Individuals of the same species can also be singled out. Once in the winter woods in Vermont, I saw a very excited group of ravens make a concerted effort to pin down and attack one individual. I and others have observed crows doing the same thing. To me it had at first seemed logical to assume that the birds were attacking the other simply because it was a stranger, rather than because it had done something they disapproved of, or because it has harmed only one of its attackers. To admit to the possibility that it had harmed one and the
others
felt outraged would be to go beyond the angry raven to the potentially moral one with standards of behavior that it expects others to follow.

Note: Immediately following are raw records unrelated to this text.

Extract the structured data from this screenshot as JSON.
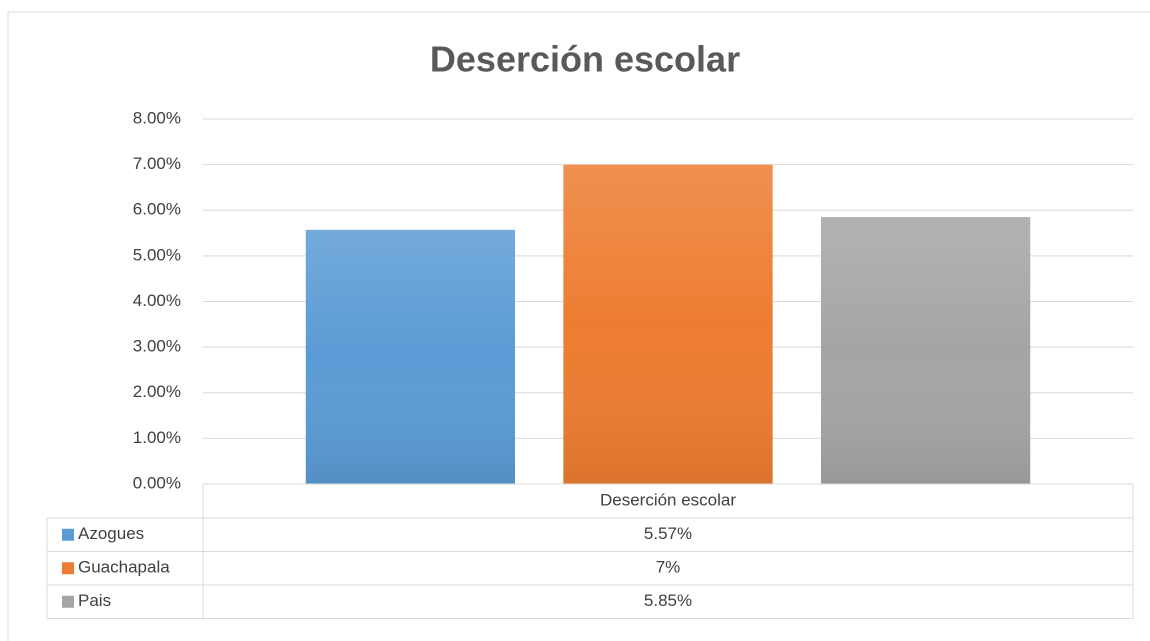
{
  "chart_data": {
    "type": "bar",
    "title": "Deserción escolar",
    "categories": [
      "Deserción escolar"
    ],
    "series": [
      {
        "name": "Azogues",
        "color": "#5b9bd5",
        "values": [
          5.57
        ],
        "value_labels": [
          "5.57%"
        ]
      },
      {
        "name": "Guachapala",
        "color": "#ed7d31",
        "values": [
          7
        ],
        "value_labels": [
          "7%"
        ]
      },
      {
        "name": "Pais",
        "color": "#a5a5a5",
        "values": [
          5.85
        ],
        "value_labels": [
          "5.85%"
        ]
      }
    ],
    "ylim": [
      0,
      8
    ],
    "yticks": [
      {
        "value": 0,
        "label": "0.00%"
      },
      {
        "value": 1,
        "label": "1.00%"
      },
      {
        "value": 2,
        "label": "2.00%"
      },
      {
        "value": 3,
        "label": "3.00%"
      },
      {
        "value": 4,
        "label": "4.00%"
      },
      {
        "value": 5,
        "label": "5.00%"
      },
      {
        "value": 6,
        "label": "6.00%"
      },
      {
        "value": 7,
        "label": "7.00%"
      },
      {
        "value": 8,
        "label": "8.00%"
      }
    ],
    "grid": true,
    "legend": "data-table"
  }
}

Most birds attack others that come near their nests, mates, food, or territories. The attacked birds are punished for presumed intentions. Few would interpret this behavior as moral—the birds are simply protecting their self-interests. We tend to think of morality as behavior that promotes not just our own direct interests, but those of the group. The distinction is not as clear as it may appear, however. For example, a crow defending its nest from a raven may in fact endanger itself and assist its mate and its helpers at the nest. Colonial breeders defend the whole colony as well as their own interests. A bird that has once caught a certain nest raider in the act will remember that species, and even that individual. For instance, at Cornell University where Kevin McGowan climbs crow nests to band the young, he is singled out among all the students and professors for attack by crows when he walks across campus. He is attacked first by the parents of the nest he is nearest, but then the neighbors join in, helping to defend the first pair’s nest.

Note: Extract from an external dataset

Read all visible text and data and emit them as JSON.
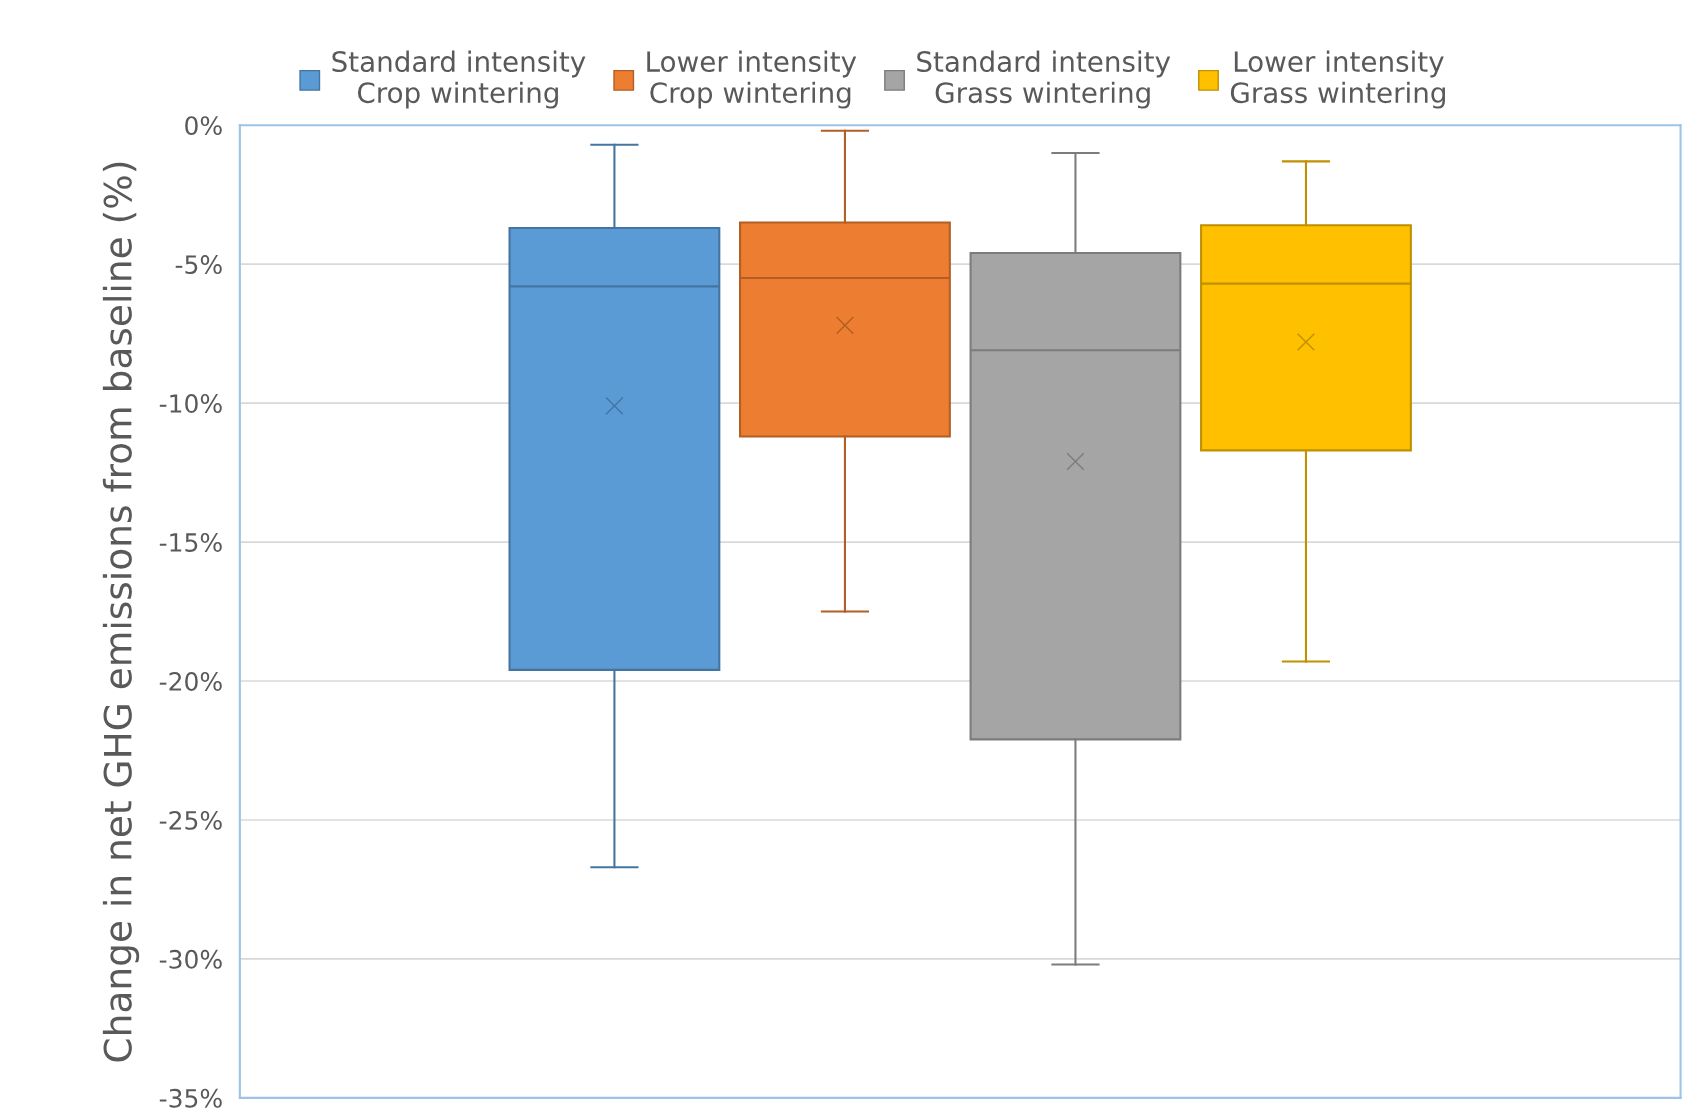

Ravens would remember an individual that consistently raided their caches, if they caught him in the act almost every time. This is possible
in the confines of an aviary, where the thief cannot escape vigilant eyes. Violators are remembered, and apparently, violators are attacked. That’s primitive justice in their system and ours. In such a system, the “others”—those that are identified for one reason or another, or that identify themselves as “others”—are often automatically excluded.

I presume that the murdered wild raven in the experiment above had raided the caches of all four captive ravens. All four may simply have been defending their individual interests. If so, their behavior was not moral, in the sense we use the term. On the other hand, if one of the four birds did not see any of its own caches being raided, but still lustily joined in the murder because the others’ caches were raided, then academically speaking, it was a moral raven seeking the human equivalent of justice, because it defended the group’s interest at a potential cost to itself.

Two subsequent experiments confirmed that group interests can drive individual volition. In one of these I introduced three yearling ravens (who had grown up together) to my group of six who had been together for two years. The six attacked these three instantly, even though none had raided caches. More tellingly, though, when one of my six attacked one of the three, its five group-mates jumped in to help in the attack. In the second case, when one pair got ready to nest, one of the mated birds at times became aggressive to one of the four other birds in the aviary. Interestingly, whenever one of the pair started an attack, first its mate and then all of the other birds also helped in attacking the same victim. These observations show that outrage is exerted, and apparently felt, along “party lines,” obliterating the birds’ original individual tolerances. Futhermore, the gang attacks are instigated by leaders; there are clear followers. The extreme case, the murder, was thus a social—and hence moral—act.